- The Centers for Medicare and Medicaid Services on Wednesday said it raised the Medicare reimbursement rate for high-throughput coronavirus molecular tests from about $51 to $100.
- CMS Administrator Seema Verma said the agency nearly doubled what it pays for the clinical diagnostic lab testing that leverages high-throughput technologies because the platforms are able to "process a large volume of COVID-19 tests rapidly and accurately.” The new payment policy is effective April 14.
- The American Clinical Laboratory Association, whose members include LabCorp and Quest, praised the action by CMS for helping to support labs responding to the COVID-19 pandemic. ACLA said it hopes other payers will follow the agency's example and raise their reimbursement rates.
Commercial labs like LabCorp and Quest are leveraging high-throughput testing platforms seen by the Trump administration and ACLA as critical to expanding the nation's testing capacity. CMS noted the tests can process more than 200 specimens a day and require specialized personnel.
The move comes as ACLA has for weeks sounded an alarm to the administration about the financial strain on commercial labs from uncompensated COVID-19 testing services as well as increasing costs for test supplies including swabs, reagents, and personal protective equipment.
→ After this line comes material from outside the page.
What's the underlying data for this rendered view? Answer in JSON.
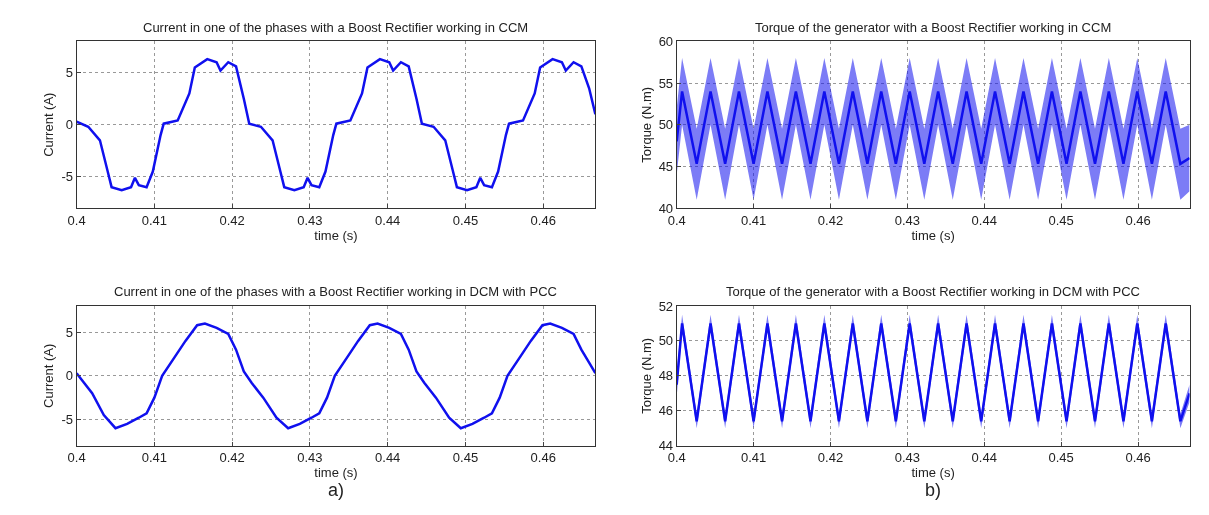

In particular, the group has looked for assurances that its members will be fairly reimbursed for the tests they are performing.
"The lack of predictable reimbursement for tests performed has been a barrier to entry for some laboratories, and today’s decision will help encourage all laboratories with the appropriate expertise to come to the table and perform COVID-19 testing," said ACLA President Julie Khani in a written statement Wednesday.
CMS in particular called out the hiked payment as helping stem the spread in nursing homes, where the virus has proved especially deadly.
Roche was the first commercial test developer to receive the FDA's emergency use authorization. The company's SARS-CoV-2 test runs on Roche's cobas 6800/8800 high-throughput molecular testing systems.
A Roche spokesman told MedTech Dive it continues to ramp up production to meet the growing demand and has exceeded its commitment to ship volumes of 400,000 tests per week to labs across the country since the Swiss giant announced an FDA nod last month for its test.
Vice President Mike Pence warned in Monday's White House briefing that 20% of the capacity of the "Roche equipment that is out there that does the high-speed testing" is "not being used." Pence added that 75% of the laboratory capacity of Abbott high-throughput systems "that exist in the United States today are not being utilized."
Roche demurred in responding, pointing to the labs themselves.
"It wouldn't be appropriate for us to speak on behalf of individual laboratories, as they determine how to deploy their Roche instruments for testing," a company spokesman told MedTech Dive. "However, if there is unused capacity for running Roche's cobas SARS-CoV-2 test, it may be related to the COVID-19 testing situation in general, that demand for tests is still outpacing supply."
Abbott was not immediately available for comment.
However, last week, White House coronavirus response coordinator Deborah Birx said more than 90% of the 1 million Abbott coronavirus tests delivered to laboratories across the country have not been used because labs don’t have the resources to operate the company’s high-throughput systems.
“They're not running,” Birx said. “We've only run 88,000 tests in three weeks off of those machines, with a million test kits.”
Abbott argued its systems are not the problem. “They are running, labs just need to expand volumes” by increasing staff and supplies, a spokesperson said in comments to MedTech Dive. However, labs nationwide are facing staffing issues and supply shortages hampering their abilities to perform the tests.